Das Beste boten die Schweizer gleich zu Beginn: Nach einem schönen Durchspiel passte Admir Mehmedi zurück auf Granit Xhaka. Der U17-Weltmeister traf in der 9. Minute direkt via Lattenunterkante zum 1:0 für das Team von Ottmar Hitzfeld. Es war sein 1. Länderspieltor im 6. Einsatz.

Danach folgten weitere gefällige Angriffe der Gäste. Der entscheidende Pass vor dem Tor kam aber nie an. In der Folge riss der Faden komplett.

Ganz schwache 50 Minuten

Zwischen der 20. und der 70. Minute brachten die Schweizer vor nur 852 Zuschauern trotz viel Ballbesitz nichts mehr zustande. Eren Derdiyok als einziger Stürmer sah keinen brauchbaren Ball, die Schweizer vermochten keine Chancen zu kreieren.

Erst als 20 Minuten vor Schluss der Servettien Vincent Rüfli zu seinem Nati-Debüt kam, kreierten die Schweizer wieder Möglichkeiten. Derdiyok und Timm Klose mit dem Kopf sowie der ebenfalls eingewechselte Moreno Costanzo vergaben gute Chancen.

Luxemburg gefährlich

Luxemburg, das in der 1. Hälfte offensiv praktisch inexistent gewesen war, kam nach der Pause besser ins Spiel und brachte die Schweizer Hintermannschaft einige Male in Verlegenheit. Mit etwas mehr Präzision im letzten Pass wäre sogar der Ausgleichstreffer möglich gewesen. In der 92. Minute fehlten nur Zentimeter zum 1:1.

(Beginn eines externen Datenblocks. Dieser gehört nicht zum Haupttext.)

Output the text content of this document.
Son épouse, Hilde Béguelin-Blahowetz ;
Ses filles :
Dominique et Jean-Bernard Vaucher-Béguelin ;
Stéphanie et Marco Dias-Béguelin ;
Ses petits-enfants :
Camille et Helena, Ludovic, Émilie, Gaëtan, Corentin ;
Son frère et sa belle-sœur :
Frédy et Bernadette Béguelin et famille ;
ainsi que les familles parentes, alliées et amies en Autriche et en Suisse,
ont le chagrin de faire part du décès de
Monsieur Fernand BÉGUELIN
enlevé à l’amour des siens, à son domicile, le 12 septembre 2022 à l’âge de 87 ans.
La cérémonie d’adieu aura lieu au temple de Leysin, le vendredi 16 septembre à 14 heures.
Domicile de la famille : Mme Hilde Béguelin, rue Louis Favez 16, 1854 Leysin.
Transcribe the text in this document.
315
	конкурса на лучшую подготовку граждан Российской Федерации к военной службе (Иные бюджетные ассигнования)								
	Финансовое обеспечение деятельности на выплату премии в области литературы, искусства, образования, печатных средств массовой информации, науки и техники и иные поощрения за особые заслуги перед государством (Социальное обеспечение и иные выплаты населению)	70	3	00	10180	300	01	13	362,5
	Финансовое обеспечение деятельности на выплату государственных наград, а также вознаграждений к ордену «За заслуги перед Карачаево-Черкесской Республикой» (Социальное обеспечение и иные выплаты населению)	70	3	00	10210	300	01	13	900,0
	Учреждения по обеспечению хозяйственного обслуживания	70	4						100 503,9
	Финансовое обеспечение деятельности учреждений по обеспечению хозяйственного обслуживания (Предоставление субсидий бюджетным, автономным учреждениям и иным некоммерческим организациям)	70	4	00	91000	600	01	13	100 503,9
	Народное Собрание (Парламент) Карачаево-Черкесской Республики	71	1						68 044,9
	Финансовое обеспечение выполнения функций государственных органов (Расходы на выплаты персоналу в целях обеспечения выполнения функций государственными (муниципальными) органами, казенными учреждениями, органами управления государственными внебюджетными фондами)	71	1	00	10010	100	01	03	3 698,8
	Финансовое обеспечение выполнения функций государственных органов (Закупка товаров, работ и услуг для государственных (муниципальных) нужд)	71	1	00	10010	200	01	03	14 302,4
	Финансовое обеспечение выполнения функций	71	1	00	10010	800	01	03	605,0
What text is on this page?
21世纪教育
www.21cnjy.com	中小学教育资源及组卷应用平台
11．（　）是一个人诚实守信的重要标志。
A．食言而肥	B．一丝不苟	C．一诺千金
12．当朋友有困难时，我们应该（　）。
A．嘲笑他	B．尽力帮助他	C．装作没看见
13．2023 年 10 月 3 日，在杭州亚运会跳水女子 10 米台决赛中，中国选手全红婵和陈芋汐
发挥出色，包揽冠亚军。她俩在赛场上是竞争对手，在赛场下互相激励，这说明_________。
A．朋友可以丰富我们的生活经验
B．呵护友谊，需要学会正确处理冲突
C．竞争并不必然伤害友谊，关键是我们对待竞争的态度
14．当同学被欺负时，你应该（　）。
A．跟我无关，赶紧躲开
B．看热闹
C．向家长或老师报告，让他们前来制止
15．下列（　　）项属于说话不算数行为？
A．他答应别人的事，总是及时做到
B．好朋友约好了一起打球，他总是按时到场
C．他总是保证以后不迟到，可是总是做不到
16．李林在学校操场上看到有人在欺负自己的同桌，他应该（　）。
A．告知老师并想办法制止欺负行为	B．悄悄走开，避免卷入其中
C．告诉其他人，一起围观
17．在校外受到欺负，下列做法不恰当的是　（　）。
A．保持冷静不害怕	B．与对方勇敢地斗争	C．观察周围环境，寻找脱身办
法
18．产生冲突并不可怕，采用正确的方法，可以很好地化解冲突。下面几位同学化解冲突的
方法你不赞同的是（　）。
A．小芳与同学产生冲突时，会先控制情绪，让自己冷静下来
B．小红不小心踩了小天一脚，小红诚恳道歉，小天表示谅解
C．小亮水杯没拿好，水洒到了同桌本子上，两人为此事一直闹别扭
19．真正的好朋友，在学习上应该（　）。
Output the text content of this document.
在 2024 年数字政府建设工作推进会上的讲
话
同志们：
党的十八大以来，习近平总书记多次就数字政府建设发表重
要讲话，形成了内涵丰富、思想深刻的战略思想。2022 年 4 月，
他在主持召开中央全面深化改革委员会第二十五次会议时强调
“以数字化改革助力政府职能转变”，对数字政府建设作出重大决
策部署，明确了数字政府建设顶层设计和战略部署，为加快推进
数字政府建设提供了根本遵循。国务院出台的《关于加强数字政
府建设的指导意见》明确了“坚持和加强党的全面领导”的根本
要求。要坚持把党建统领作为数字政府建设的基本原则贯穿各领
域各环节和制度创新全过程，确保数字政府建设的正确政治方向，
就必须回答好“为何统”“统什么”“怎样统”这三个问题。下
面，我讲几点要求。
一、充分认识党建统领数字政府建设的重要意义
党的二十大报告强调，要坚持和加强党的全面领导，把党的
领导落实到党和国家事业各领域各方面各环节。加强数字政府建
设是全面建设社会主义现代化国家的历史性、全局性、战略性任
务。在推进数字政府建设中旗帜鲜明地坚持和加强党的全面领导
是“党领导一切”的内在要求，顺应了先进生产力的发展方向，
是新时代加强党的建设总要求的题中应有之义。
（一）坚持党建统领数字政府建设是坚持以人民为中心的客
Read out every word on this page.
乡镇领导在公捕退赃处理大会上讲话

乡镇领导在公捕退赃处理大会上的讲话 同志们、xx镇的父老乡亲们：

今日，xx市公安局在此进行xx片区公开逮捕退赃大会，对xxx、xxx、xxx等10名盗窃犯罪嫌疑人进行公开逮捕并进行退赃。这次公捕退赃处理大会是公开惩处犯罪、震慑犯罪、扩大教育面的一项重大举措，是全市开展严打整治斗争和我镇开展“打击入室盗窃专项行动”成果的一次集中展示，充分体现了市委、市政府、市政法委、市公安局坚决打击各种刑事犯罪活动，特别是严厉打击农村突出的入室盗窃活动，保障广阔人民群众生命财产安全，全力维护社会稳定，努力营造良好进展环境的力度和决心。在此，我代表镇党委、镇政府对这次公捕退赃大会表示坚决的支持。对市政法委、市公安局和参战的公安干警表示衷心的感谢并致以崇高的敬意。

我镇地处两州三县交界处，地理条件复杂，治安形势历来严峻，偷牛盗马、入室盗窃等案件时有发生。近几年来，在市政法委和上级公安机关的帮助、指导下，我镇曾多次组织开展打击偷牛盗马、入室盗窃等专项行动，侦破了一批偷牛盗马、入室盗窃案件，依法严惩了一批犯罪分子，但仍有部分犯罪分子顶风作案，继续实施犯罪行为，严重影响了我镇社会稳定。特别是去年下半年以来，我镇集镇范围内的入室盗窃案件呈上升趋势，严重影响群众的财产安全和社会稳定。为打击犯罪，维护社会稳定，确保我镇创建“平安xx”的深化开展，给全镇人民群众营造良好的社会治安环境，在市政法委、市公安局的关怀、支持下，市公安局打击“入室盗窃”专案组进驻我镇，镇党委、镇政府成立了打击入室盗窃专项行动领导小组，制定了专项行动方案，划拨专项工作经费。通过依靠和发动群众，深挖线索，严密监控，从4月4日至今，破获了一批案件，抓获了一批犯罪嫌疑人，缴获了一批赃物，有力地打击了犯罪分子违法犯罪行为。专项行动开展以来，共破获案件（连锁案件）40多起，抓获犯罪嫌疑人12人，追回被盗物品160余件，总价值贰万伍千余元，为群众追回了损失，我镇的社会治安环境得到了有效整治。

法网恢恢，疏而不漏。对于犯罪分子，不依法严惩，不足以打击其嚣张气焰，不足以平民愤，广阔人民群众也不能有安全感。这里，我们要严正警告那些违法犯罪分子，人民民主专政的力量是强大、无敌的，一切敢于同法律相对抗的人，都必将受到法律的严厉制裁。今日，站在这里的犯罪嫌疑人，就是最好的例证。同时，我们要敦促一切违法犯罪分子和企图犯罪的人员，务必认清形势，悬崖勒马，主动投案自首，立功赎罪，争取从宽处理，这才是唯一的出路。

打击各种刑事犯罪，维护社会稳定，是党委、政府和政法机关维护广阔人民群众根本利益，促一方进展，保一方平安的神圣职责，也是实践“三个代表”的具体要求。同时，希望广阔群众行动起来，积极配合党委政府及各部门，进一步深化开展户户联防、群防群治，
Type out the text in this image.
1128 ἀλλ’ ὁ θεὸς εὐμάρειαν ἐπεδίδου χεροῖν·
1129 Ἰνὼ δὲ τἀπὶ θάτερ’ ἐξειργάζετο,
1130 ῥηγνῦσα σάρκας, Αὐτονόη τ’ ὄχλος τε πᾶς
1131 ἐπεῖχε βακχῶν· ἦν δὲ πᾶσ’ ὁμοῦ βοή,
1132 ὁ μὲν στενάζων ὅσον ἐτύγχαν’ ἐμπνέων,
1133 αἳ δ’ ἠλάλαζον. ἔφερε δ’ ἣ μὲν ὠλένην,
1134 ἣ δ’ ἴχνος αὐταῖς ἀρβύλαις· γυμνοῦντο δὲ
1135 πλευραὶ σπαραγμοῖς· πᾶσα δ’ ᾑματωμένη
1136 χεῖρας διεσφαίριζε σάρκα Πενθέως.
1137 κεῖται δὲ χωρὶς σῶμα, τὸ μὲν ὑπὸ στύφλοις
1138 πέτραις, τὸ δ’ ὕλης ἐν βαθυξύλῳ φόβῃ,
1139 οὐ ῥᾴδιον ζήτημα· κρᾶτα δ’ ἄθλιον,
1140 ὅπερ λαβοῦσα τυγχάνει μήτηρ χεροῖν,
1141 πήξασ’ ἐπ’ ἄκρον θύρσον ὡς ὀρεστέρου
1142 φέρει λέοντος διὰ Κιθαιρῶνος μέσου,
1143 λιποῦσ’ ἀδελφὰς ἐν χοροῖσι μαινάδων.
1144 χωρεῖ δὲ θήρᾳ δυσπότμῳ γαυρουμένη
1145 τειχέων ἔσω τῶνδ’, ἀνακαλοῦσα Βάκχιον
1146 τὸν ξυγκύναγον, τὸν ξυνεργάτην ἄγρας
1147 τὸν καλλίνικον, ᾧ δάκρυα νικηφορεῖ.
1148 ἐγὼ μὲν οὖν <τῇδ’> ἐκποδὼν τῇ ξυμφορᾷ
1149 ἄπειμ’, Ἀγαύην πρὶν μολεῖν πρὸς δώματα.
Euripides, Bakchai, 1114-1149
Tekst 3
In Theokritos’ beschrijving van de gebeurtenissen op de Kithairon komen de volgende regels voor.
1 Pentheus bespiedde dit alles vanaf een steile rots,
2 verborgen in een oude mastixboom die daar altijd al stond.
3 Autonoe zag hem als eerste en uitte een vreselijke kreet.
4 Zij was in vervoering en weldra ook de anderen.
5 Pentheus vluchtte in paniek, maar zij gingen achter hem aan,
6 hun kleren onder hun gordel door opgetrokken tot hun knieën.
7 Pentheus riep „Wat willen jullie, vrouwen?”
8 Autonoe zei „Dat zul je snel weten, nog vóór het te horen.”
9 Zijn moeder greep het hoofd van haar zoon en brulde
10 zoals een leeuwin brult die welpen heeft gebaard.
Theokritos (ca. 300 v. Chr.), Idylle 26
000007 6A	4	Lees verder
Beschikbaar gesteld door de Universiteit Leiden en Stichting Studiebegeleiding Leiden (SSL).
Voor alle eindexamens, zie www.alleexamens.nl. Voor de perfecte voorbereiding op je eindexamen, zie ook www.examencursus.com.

Szenario wiederholte sich nicht

Die Schweizer kamen so in der Schlussphase gegen den Fussball-Zwerg mit einem blauen Auge davon. Das Szenario vom September 2008, als die Nati Luxemburg sensationell mit 1:2 unterlag, wiederholte sich nicht. Die Hitzfeld-Elf wird dennoch froh sein, dass das Länderspieljahr 2011, mit der verpassten EM-Quali als negativem Höhepunkt, vorbei ist.